Archaeologists rarely agree on anything. So it’s no surprise that for years two groups of scholars have drawn completely opposite conclusions about the relationship between the ancient people of Thailand and China.
Some experts argue that, thousands of years ago, people from Thailand migrated into East Asia, becoming the ancestors of present-day Chinese peoples. Others argue the exact opposite: that it was people from East Asia who migrated south into Thailand. Unfortunately, the sheer complexity of languages and cultures in the region, combined with conflicting archaeological reports, makes it next to impossible to draw concrete conclusions.
In situations like this one researchers increasingly turn to the field of genetics to help fill in the gaps and piece together the history of various populations – and that is just what a team from Thailand has done. In this month’s issue of the American Journal of Physical Anthropology, a bipartisan team of archaeologists and geneticists from across Thailand describes how the mitochondrial DNA (mtDNA) of both ancient and modern Thai populations can help us understand the peopling of the country.
Because the demographics of Thailand are so complex, the authors felt that just sampling modern Thai populations would not give a clear picture into the peopling of the region. So, the researchers dug deeper by sampling archaeological remains as well. They extracted DNA from 43 skeletons excavated at two sites in northeastern Thailand that date to about 3,500 years ago.

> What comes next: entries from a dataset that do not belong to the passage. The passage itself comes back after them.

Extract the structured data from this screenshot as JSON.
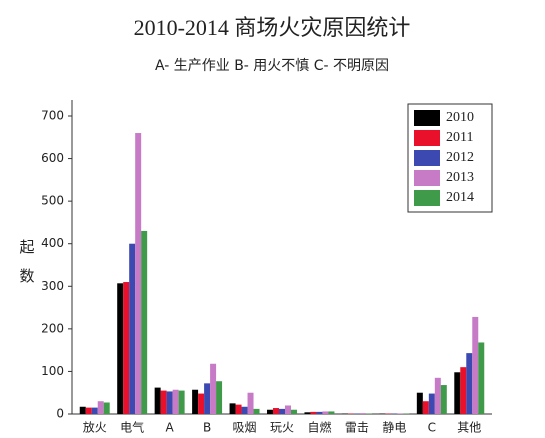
{
  "chart_data": {
    "type": "bar",
    "title": "2010-2014 商场火灾原因统计",
    "subtitle": "A- 生产作业 B- 用火不慎 C- 不明原因",
    "y_label": "起数",
    "categories": [
      "放火",
      "电气",
      "A",
      "B",
      "吸烟",
      "玩火",
      "自燃",
      "雷击",
      "静电",
      "C",
      "其他"
    ],
    "series": [
      {
        "name": "2010",
        "color": "#000000",
        "values": [
          17,
          307,
          62,
          57,
          25,
          10,
          4,
          1,
          1,
          50,
          98
        ]
      },
      {
        "name": "2011",
        "color": "#e8102a",
        "values": [
          15,
          310,
          55,
          48,
          22,
          14,
          5,
          1,
          1,
          30,
          110
        ]
      },
      {
        "name": "2012",
        "color": "#3b49b0",
        "values": [
          15,
          400,
          53,
          72,
          17,
          12,
          5,
          1,
          1,
          48,
          143
        ]
      },
      {
        "name": "2013",
        "color": "#c77bc6",
        "values": [
          30,
          660,
          57,
          118,
          50,
          20,
          6,
          2,
          1,
          85,
          228
        ]
      },
      {
        "name": "2014",
        "color": "#3f9a4a",
        "values": [
          27,
          430,
          55,
          77,
          12,
          10,
          6,
          1,
          1,
          68,
          168
        ]
      }
    ],
    "ylim": [
      0,
      700
    ],
    "yticks": [
      0,
      100,
      200,
      300,
      400,
      500,
      600,
      700
    ],
    "grid": false,
    "legend": "top-right"
  }
}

The authors chose these particular sites, called Noen U-loke and Ban Lum-Khao, because they represented typical ancient farming communities – some of the earliest settlements in existence.

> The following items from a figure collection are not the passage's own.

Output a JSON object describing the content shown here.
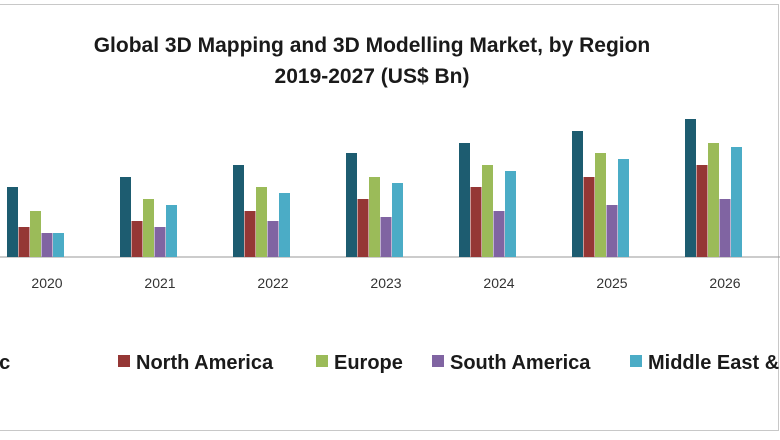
{
  "chart_data": {
    "type": "bar",
    "title": "Global 3D Mapping and 3D Modelling Market, by Region",
    "subtitle": "2019-2027 (US$ Bn)",
    "xlabel": "",
    "ylabel": "",
    "grid": false,
    "legend_position": "bottom",
    "ylim": [
      0,
      14
    ],
    "categories": [
      "2020",
      "2021",
      "2022",
      "2023",
      "2024",
      "2025",
      "2026"
    ],
    "series": [
      {
        "name": "Asia Pacific",
        "color": "#1d5c70",
        "values": [
          7.0,
          8.0,
          9.2,
          10.4,
          11.4,
          12.6,
          13.8
        ]
      },
      {
        "name": "North America",
        "color": "#953735",
        "values": [
          3.0,
          3.6,
          4.6,
          5.8,
          7.0,
          8.0,
          9.2
        ]
      },
      {
        "name": "Europe",
        "color": "#9bbb59",
        "values": [
          4.6,
          5.8,
          7.0,
          8.0,
          9.2,
          10.4,
          11.4
        ]
      },
      {
        "name": "South America",
        "color": "#8064a2",
        "values": [
          2.4,
          3.0,
          3.6,
          4.0,
          4.6,
          5.2,
          5.8
        ]
      },
      {
        "name": "Middle East & Africa",
        "color": "#4bacc6",
        "values": [
          2.4,
          5.2,
          6.4,
          7.4,
          8.6,
          9.8,
          11.0
        ]
      }
    ]
  }
}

Right away, the authors noticed the ancient and modern samples were very similar genetically – an indication that within the last 3,500 years, people haven’t moved around very much in northeastern Thailand. Some of the modern people tested may in fact be descendants of these early Thai farmers — a very exciting prospect.

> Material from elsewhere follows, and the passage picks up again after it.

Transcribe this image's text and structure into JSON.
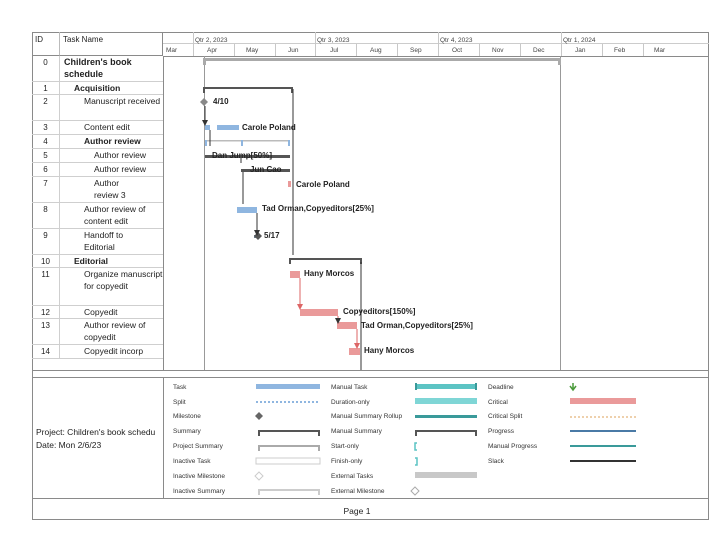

More importantly, however, the authors believe they have worked out the peopling of Thailand from the genetic information they gathered. Their data support the hypothesis that many present-day Thai populations are actually descended from people who migrated from southern China only a few thousand years ago — an idea that has gained prominence in recent years among many archaeologists.
These results are compelling for a number of reasons – most notably the fact that the authors were able to use genetic data to resolve uncertainties about the peopling of Thailand when other types of data could not. It also shows how useful it can be to compare ancient and modern DNA when tracing prehistoric migrations. Many studies use only one or the other. Finally, these authors were able to utilize genetics in a region – Southeast Asia – that has not seen much genetics research compared to other regions. Hopefully future research on the genetic history of this region will continue down the path laid out by these researchers, following their lead of taking evidence from all disciplines in reshaping theories on ancient civilizations. Perhaps we will even see more agreement from archaeologists.